First a question. How much in-plane rotation is there in the hand gestures you are trying to detect? A cascade detector is not rotationally invariant. That means that if your hand gestures can be tilted to the left or to the right by more than about 10 degrees, you would not be able to detect them. The only solution there would be to rotate the image and try detecting again.
Now some pointers:
- 1000 positive samples is not a large number. For detecting hand gestures, you probably need at least 10 times that if not more.
- Check what the minimum and the maximum window size of your detector is. Make sure that matches the size of the hands in your images.
- Try a bigger window size.
- Try other features. OpenCV lets you use LBP and HOG, in addition to Haar. I would guess that HOG may be good for this problem, and it takes much less time to train.

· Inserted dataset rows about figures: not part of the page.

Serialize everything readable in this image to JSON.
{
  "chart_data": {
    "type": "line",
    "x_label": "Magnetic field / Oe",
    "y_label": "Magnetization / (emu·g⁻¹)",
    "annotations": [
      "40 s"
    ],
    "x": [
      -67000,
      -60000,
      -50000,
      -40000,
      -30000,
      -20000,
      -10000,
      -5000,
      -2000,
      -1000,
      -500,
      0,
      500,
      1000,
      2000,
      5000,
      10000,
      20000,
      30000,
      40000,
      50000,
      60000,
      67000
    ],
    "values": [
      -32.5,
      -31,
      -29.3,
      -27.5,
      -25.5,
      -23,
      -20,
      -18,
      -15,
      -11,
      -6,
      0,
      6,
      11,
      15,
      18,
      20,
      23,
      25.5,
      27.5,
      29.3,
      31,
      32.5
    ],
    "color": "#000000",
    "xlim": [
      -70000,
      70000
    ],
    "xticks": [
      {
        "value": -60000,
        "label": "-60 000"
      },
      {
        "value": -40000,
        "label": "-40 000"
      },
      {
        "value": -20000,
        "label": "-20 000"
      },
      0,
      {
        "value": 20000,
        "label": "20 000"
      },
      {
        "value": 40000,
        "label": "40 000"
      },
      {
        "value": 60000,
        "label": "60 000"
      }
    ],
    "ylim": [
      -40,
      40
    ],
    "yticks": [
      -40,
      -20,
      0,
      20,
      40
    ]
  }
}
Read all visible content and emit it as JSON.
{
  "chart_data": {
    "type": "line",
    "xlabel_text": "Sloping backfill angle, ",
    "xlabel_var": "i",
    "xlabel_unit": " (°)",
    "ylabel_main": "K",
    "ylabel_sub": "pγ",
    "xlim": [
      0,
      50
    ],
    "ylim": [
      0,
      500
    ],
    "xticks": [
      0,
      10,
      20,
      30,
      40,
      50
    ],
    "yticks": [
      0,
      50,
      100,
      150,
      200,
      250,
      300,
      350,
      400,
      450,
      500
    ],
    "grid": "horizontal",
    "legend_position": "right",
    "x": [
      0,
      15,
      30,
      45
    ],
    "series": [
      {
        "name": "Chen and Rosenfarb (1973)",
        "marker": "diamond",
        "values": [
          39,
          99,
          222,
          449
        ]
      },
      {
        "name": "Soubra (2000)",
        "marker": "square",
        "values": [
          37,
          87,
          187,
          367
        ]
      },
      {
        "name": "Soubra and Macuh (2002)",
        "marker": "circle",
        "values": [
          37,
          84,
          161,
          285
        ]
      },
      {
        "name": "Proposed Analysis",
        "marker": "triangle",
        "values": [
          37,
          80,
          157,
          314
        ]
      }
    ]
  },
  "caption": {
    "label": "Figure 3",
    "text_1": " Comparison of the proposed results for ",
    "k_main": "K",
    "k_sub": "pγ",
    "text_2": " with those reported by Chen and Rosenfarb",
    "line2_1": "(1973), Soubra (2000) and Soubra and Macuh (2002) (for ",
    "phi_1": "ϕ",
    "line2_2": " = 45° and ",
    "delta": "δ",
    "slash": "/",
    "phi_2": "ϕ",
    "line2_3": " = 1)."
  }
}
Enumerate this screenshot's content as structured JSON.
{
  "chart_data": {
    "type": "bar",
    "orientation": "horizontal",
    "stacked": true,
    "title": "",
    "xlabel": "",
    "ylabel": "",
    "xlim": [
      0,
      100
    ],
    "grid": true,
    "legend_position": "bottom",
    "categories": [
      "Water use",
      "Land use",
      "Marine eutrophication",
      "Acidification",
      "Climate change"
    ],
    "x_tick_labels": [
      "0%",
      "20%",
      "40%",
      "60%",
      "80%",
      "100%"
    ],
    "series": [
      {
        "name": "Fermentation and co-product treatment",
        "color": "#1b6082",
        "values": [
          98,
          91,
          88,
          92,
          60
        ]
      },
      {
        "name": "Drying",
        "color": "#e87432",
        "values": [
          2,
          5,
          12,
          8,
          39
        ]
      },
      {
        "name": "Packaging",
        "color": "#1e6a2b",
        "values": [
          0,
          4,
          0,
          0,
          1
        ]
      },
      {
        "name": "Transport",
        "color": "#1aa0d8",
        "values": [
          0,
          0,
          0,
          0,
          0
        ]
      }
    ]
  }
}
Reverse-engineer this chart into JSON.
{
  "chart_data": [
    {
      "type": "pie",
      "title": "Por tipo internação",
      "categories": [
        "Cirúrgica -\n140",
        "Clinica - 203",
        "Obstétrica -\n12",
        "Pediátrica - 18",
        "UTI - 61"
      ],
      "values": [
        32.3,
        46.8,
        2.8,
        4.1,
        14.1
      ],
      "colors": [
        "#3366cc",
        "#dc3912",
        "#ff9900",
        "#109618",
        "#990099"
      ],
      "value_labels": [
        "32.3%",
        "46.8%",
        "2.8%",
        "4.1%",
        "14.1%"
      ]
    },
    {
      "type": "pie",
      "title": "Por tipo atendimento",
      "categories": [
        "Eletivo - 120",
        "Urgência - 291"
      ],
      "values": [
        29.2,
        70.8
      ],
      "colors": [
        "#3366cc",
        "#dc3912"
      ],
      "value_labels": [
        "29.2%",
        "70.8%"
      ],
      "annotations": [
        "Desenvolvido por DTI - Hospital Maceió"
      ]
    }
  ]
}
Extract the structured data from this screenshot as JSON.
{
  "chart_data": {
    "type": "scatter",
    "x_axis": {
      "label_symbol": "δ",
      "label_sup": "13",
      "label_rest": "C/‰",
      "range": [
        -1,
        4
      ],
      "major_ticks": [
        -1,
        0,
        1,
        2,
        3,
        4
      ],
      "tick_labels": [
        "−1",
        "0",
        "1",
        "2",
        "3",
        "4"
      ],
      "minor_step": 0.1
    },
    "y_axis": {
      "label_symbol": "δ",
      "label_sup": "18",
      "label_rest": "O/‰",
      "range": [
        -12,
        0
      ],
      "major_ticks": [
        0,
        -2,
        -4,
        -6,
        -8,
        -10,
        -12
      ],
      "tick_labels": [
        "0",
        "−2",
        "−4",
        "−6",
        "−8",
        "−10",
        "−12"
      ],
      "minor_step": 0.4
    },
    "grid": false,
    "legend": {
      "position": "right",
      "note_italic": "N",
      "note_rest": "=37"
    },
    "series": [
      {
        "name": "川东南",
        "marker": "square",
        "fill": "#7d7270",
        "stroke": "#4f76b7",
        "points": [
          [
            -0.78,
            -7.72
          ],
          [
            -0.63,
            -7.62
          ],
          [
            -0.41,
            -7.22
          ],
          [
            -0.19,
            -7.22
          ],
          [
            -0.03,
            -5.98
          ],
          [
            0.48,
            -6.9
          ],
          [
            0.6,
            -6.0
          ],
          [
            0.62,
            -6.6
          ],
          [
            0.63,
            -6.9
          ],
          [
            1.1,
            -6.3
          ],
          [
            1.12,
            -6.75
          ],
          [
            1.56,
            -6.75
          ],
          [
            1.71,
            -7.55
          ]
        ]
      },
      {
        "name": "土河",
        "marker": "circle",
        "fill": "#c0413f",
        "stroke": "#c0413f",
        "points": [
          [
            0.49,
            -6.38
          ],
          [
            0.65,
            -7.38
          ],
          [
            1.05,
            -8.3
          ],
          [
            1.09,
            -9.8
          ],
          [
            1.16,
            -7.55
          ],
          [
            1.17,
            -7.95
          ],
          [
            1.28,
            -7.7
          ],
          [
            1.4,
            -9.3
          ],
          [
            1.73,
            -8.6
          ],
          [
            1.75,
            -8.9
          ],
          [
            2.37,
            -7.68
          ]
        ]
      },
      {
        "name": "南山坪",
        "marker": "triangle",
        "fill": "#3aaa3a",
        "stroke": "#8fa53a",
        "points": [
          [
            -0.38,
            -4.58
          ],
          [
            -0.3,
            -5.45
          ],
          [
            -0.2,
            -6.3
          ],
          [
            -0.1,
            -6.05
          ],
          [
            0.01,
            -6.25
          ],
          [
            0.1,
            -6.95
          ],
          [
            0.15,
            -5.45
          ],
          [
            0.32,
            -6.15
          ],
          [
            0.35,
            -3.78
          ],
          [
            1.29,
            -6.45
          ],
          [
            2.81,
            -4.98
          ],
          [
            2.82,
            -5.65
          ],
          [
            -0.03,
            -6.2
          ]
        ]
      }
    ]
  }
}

Edit: opencv_traincascade, which replaces haartraining supports HOG features. Alternatively, there is a trainCascadeObjectDetector function in the Computer Vision System Toolbox for Matlab that does the same thing and gives you a nicer interface. LBP is slightly less accurate than Haar on some benchmarks, but it is much faster to train with and takes much less memory.
If you have a lot of variation in orientation you definitely need more data. You also need to understand the range of possible rotations. Can your signs be upside down? Can they be rotated by 90 degrees? If your range is 30 degrees, maybe you can try 3 rotations of the image, or train 3 different detectors for each sign.
Also, if you use Haar features, you may benefit from enabling the 45-degree features. I think they are off by default.